Капитан-инженер Никита Усачёв не мог до конца поверить в серьёзность доведённой до него информации. Он так привык к спокойно-размеренной жизни в части 461-13"бис", к личной безопасности, которую, без сомнения, предоставляет служба в удалённом от центров цивилизации воинском подразделении в мирное время, что даже мысль, будто здесь может случиться самая настоящая тревога с выдачей оружия личному составу, с занятием круговой обороны, со стрельбой и прочими «удовольствиями», представлялась ему абсурдной.
«Или дежурный по КПП чего-то напутал, – думал Усачёв, – и сейчас недоразумение разрешится, или это учебная тревога, спланированная Громовым».

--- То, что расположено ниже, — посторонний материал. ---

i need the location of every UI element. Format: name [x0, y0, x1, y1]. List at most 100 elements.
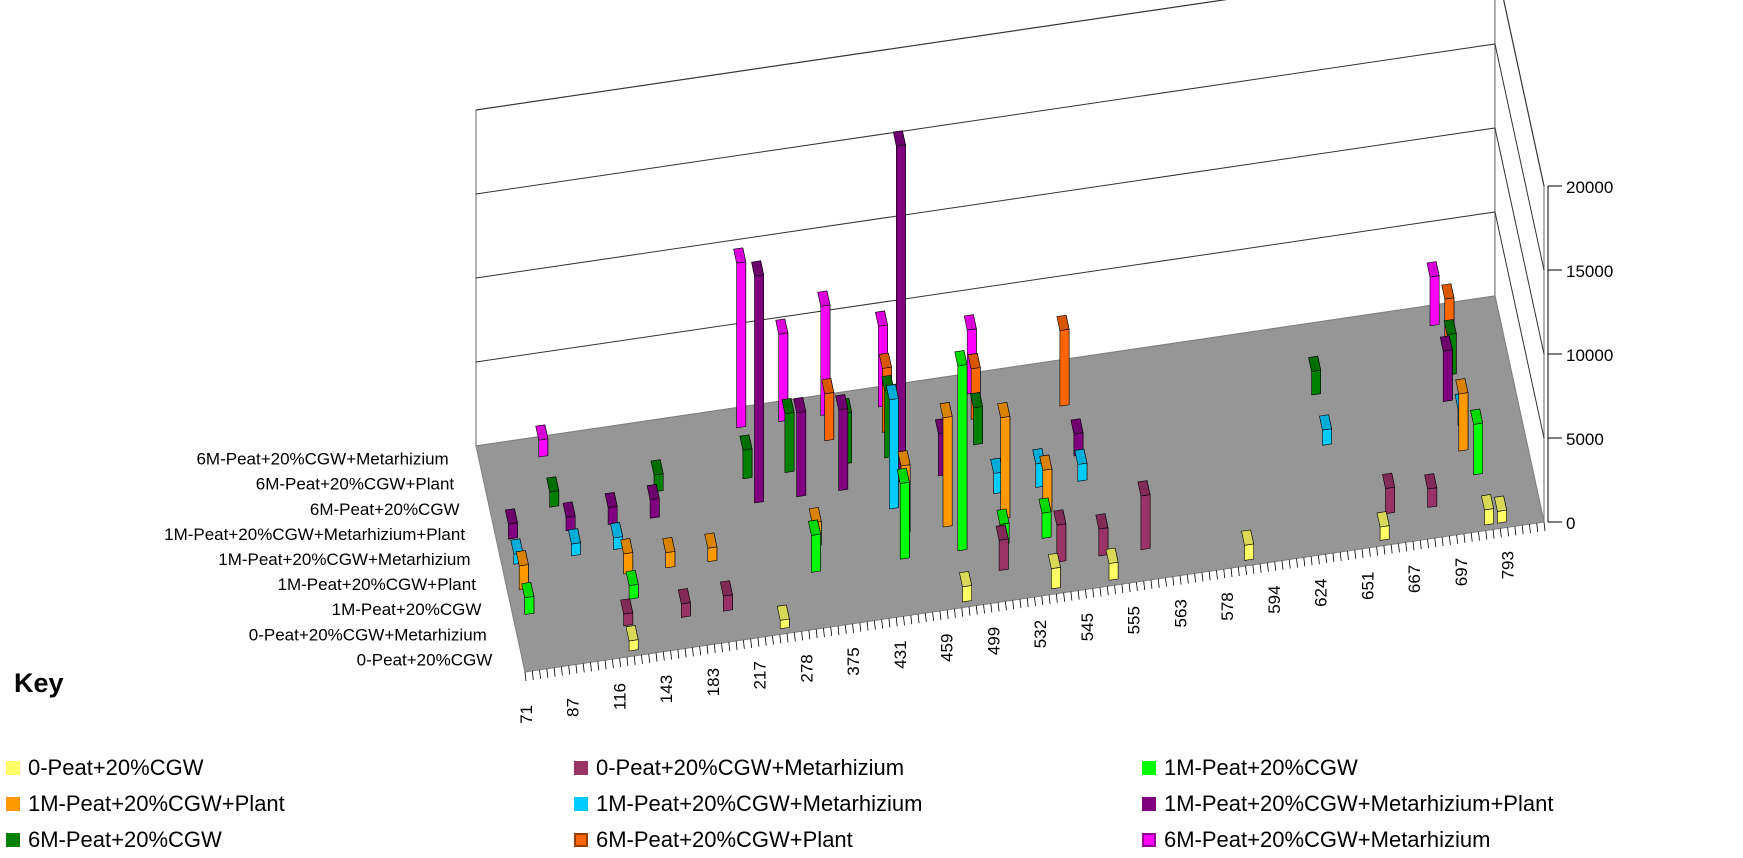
- bar: [959, 571, 973, 603]
- x-tick-label: 793: [1499, 551, 1518, 579]
- bar-top: [875, 310, 888, 327]
- bar: [625, 569, 639, 600]
- bar: [793, 396, 807, 498]
- bar-top: [775, 318, 789, 335]
- bar-top: [776, 604, 790, 621]
- bar-top: [1039, 454, 1053, 471]
- x-minor-tick: [786, 633, 789, 643]
- x-minor-tick: [546, 668, 549, 678]
- series-axis-label: 1M-Peat+20%CGW+Plant: [278, 575, 477, 594]
- x-minor-tick: [582, 663, 585, 673]
- x-minor-tick: [1310, 556, 1313, 566]
- bar-top: [535, 424, 549, 441]
- bar: [1137, 480, 1151, 551]
- x-minor-tick: [1441, 536, 1444, 547]
- series-axis-label: 0-Peat+20%CGW: [357, 650, 493, 669]
- x-minor-tick: [939, 610, 942, 620]
- bar: [733, 247, 747, 429]
- bar-front: [649, 498, 660, 519]
- bar-top: [719, 580, 733, 597]
- legend-title: Key: [14, 668, 64, 698]
- bar-top: [625, 625, 639, 642]
- bar-top: [646, 484, 660, 501]
- bar: [646, 484, 660, 519]
- bar-top: [954, 350, 968, 367]
- x-minor-tick: [1172, 576, 1175, 586]
- bar-front: [962, 585, 973, 603]
- bar-front: [1311, 369, 1321, 396]
- x-tick-label: 697: [1452, 558, 1471, 586]
- x-minor-tick: [1012, 600, 1015, 610]
- bar: [954, 350, 968, 552]
- legend-label: 6M-Peat+20%CGW: [28, 827, 222, 852]
- gridline: [475, 127, 1545, 355]
- bar-front: [1458, 392, 1469, 452]
- bar: [835, 394, 849, 491]
- legend-item: 6M-Peat+20%CGW+Plant: [574, 827, 853, 853]
- x-minor-tick: [1470, 532, 1473, 542]
- bar-front: [1484, 508, 1494, 526]
- x-tick-label: 278: [797, 654, 816, 682]
- x-minor-tick: [1077, 590, 1080, 600]
- x-minor-tick: [1507, 527, 1510, 537]
- x-minor-tick: [764, 636, 767, 646]
- bar-top: [1443, 319, 1457, 336]
- bar-front: [736, 261, 747, 429]
- x-minor-tick: [1463, 533, 1466, 543]
- x-minor-tick: [830, 626, 833, 637]
- x-minor-tick: [1230, 568, 1233, 578]
- bar: [1308, 355, 1322, 396]
- bar: [1241, 529, 1255, 561]
- x-minor-tick: [706, 645, 709, 655]
- bar-top: [817, 290, 831, 307]
- bar-front: [1077, 462, 1088, 482]
- bar-front: [811, 533, 821, 573]
- x-minor-tick: [1521, 525, 1524, 535]
- bar: [546, 476, 560, 508]
- x-minor-tick: [932, 611, 934, 622]
- bar: [677, 588, 691, 618]
- x-minor-tick: [1106, 586, 1109, 596]
- bar-front: [1108, 561, 1119, 581]
- bar-front: [1059, 328, 1070, 407]
- bar: [970, 392, 983, 446]
- x-minor-tick: [713, 644, 716, 654]
- bar: [896, 467, 910, 560]
- legend-swatch: [574, 761, 588, 775]
- x-minor-tick: [903, 616, 905, 626]
- bar-front: [607, 506, 618, 525]
- x-minor-tick: [1499, 528, 1502, 538]
- bar: [1424, 473, 1438, 508]
- bar: [562, 501, 576, 532]
- bar-top: [897, 450, 911, 467]
- bar-front: [957, 364, 968, 552]
- x-minor-tick: [859, 622, 862, 632]
- bar: [604, 491, 618, 525]
- bar-top: [739, 434, 753, 451]
- x-minor-tick: [560, 666, 563, 676]
- legend-swatch: [6, 797, 20, 811]
- x-minor-tick: [626, 656, 629, 667]
- bar-front: [1140, 494, 1151, 551]
- bar-top: [1441, 283, 1455, 300]
- x-minor-tick: [1376, 546, 1378, 556]
- bar: [620, 598, 634, 627]
- x-minor-tick: [655, 652, 658, 662]
- x-minor-tick: [793, 632, 796, 642]
- x-minor-tick: [539, 669, 541, 679]
- x-tick-label: 667: [1405, 565, 1424, 593]
- bar-top: [625, 569, 639, 587]
- x-tick-label: 143: [657, 675, 676, 703]
- bar: [1382, 472, 1396, 515]
- x-minor-tick: [524, 671, 527, 682]
- x-tick-label: 555: [1125, 606, 1144, 634]
- x-minor-tick: [677, 649, 680, 659]
- bar-top: [885, 384, 899, 401]
- bar: [1038, 497, 1052, 539]
- legend-swatch: [6, 761, 20, 775]
- legend-item: 6M-Peat+20%CGW+Metarhizium: [1142, 827, 1490, 853]
- x-minor-tick: [1361, 548, 1364, 558]
- x-minor-tick: [1267, 562, 1269, 572]
- x-minor-tick: [684, 648, 687, 658]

Поверил Никита, только когда в офицерскую комнату ворвался Митя Фатюхин – мокрый и грязный, пахнущий мочой и с круглыми, как два блюдца, глазами.
– Там!.. Там!.. Там Женю убивают!.. – выкрикнул он с порога.
Усачёву сделалось нехорошо: прежде всего он был инженером, а уже потом – капитаном военно-воздушных сил.
– Кто убивает? – спросил он глупо.
Фатюхин опустился без сил на стул.
– Я не знаю, – сказал он сдавленно и вдруг разрыдался.
Целую минуту Усачёв пребывал в состоянии ступора. С того момента, как будущий капитан принял решение стать кадровым офицером, ему бесчисленное количество раз приходилось подниматься по тревоге или самому поднимать, но никогда за эти годы к нему в кабинет не врывался мокрый и плачущий боец со страшной новостью, что кого-то прямо сейчас по-настоящему, взаправду убивают.